On June 20, 2023, Judge Krause issued an order in which it confirmed that the court would retain jurisdiction but would not rule "at this time" on Coinbase's petition for writ of mandamus and noted that the SEC "shall" update the court on its status on October 11, 2023.

The June 6 order can be found here, the SEC's June 13 letter can be found here, Coinbase's June 16 letter can be found here and the June 20 order can be found here.

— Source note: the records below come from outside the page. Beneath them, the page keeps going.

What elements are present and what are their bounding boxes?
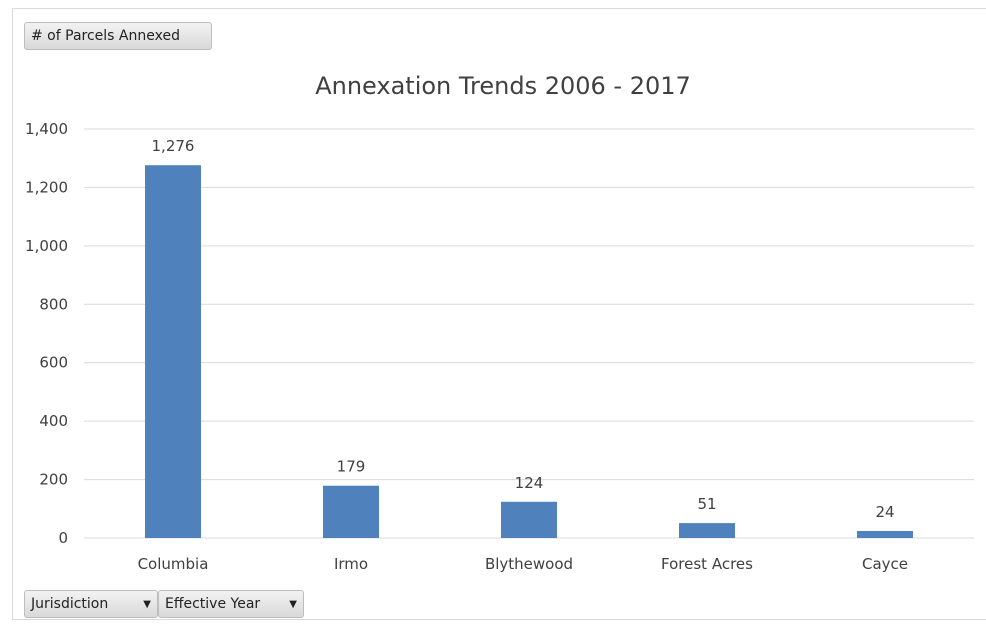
chart-title: Annexation Trends 2006 - 2017 <box>315 72 691 100</box>
jurisdiction-filter-label: Jurisdiction <box>31 596 109 612</box>
y-tick-label: 400 <box>39 412 68 430</box>
y-tick-label: 1,200 <box>25 178 68 196</box>
data-label: 51 <box>697 495 716 513</box>
data-label: 124 <box>515 474 544 492</box>
bar <box>501 501 557 538</box>
y-tick-label: 200 <box>39 471 68 489</box>
effective-year-filter-label: Effective Year <box>165 596 261 612</box>
dropdown-arrow-icon[interactable]: ▼ <box>289 598 297 610</box>
x-category-label: Blythewood <box>485 555 573 573</box>
y-tick-label: 600 <box>39 354 68 372</box>
y-tick-label: 800 <box>39 295 68 313</box>
x-category-label: Irmo <box>334 555 368 573</box>
data-label: 24 <box>875 503 894 521</box>
y-tick-label: 1,400 <box>25 120 68 138</box>
y-tick-label: 0 <box>58 529 68 547</box>
data-label: 179 <box>337 458 366 476</box>
bar <box>323 485 379 538</box>
bar <box>679 523 735 538</box>
x-category-label: Columbia <box>138 555 209 573</box>
chart-frame <box>12 8 986 620</box>
value-field-button[interactable]: # of Parcels Annexed <box>24 22 212 50</box>
value-field-label: # of Parcels Annexed <box>31 28 180 44</box>
dropdown-arrow-icon[interactable]: ▼ <box>143 598 151 610</box>
x-category-label: Forest Acres <box>661 555 753 573</box>
x-category-label: Cayce <box>862 555 908 573</box>
y-axis: 0 200 400 600 800 1,000 1,200 1,400 <box>25 120 68 547</box>
jurisdiction-filter-button[interactable]: Jurisdiction ▼ <box>24 590 158 618</box>
x-axis: Columbia Irmo Blythewood Forest Acres Cayce <box>138 555 908 573</box>
bar <box>857 530 913 538</box>
effective-year-filter-button[interactable]: Effective Year ▼ <box>158 590 304 618</box>
bar <box>145 165 201 538</box>
bars: 1,276 179 124 51 24 <box>145 137 913 538</box>
data-label: 1,276 <box>152 137 195 155</box>
y-tick-label: 1,000 <box>25 237 68 255</box>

Supreme Courts Rules in Favor of Coinbase in Class Action Matter

On June 23, 2023, the U.S. Supreme Court handed down its ruling in the matter of Coinbase, Inc. v Bielski following the filing of a putative class action by Abraham Bielski on behalf of Coinbase users alleging that Coinbase failed to replace funds fraudulently taken from the users' accounts. As Coinbase's User Agreement provided for dispute resolution through binding arbitration, Coinbase had filed a motion to compel arbitration, which the District Court denied, and subsequently filed an interlocutory appeal to the Ninth Circuit. In its ruling, the U.S. Supreme Court held that a district court must stay its proceedings while an interlocutory appeal on the question of arbitrability is ongoing. Justice Kavanaugh, delivering the opinion of the Court, noted that "[i]f the district court could move forward with pre-trial and trial proceedings while the appeal on arbitrability was ongoing, then many of the asserted benefits of arbitration (efficiency, less expense, less intrusive discovery, and the like) would be irretrievably lost".

The Supreme Court ruling can be found here.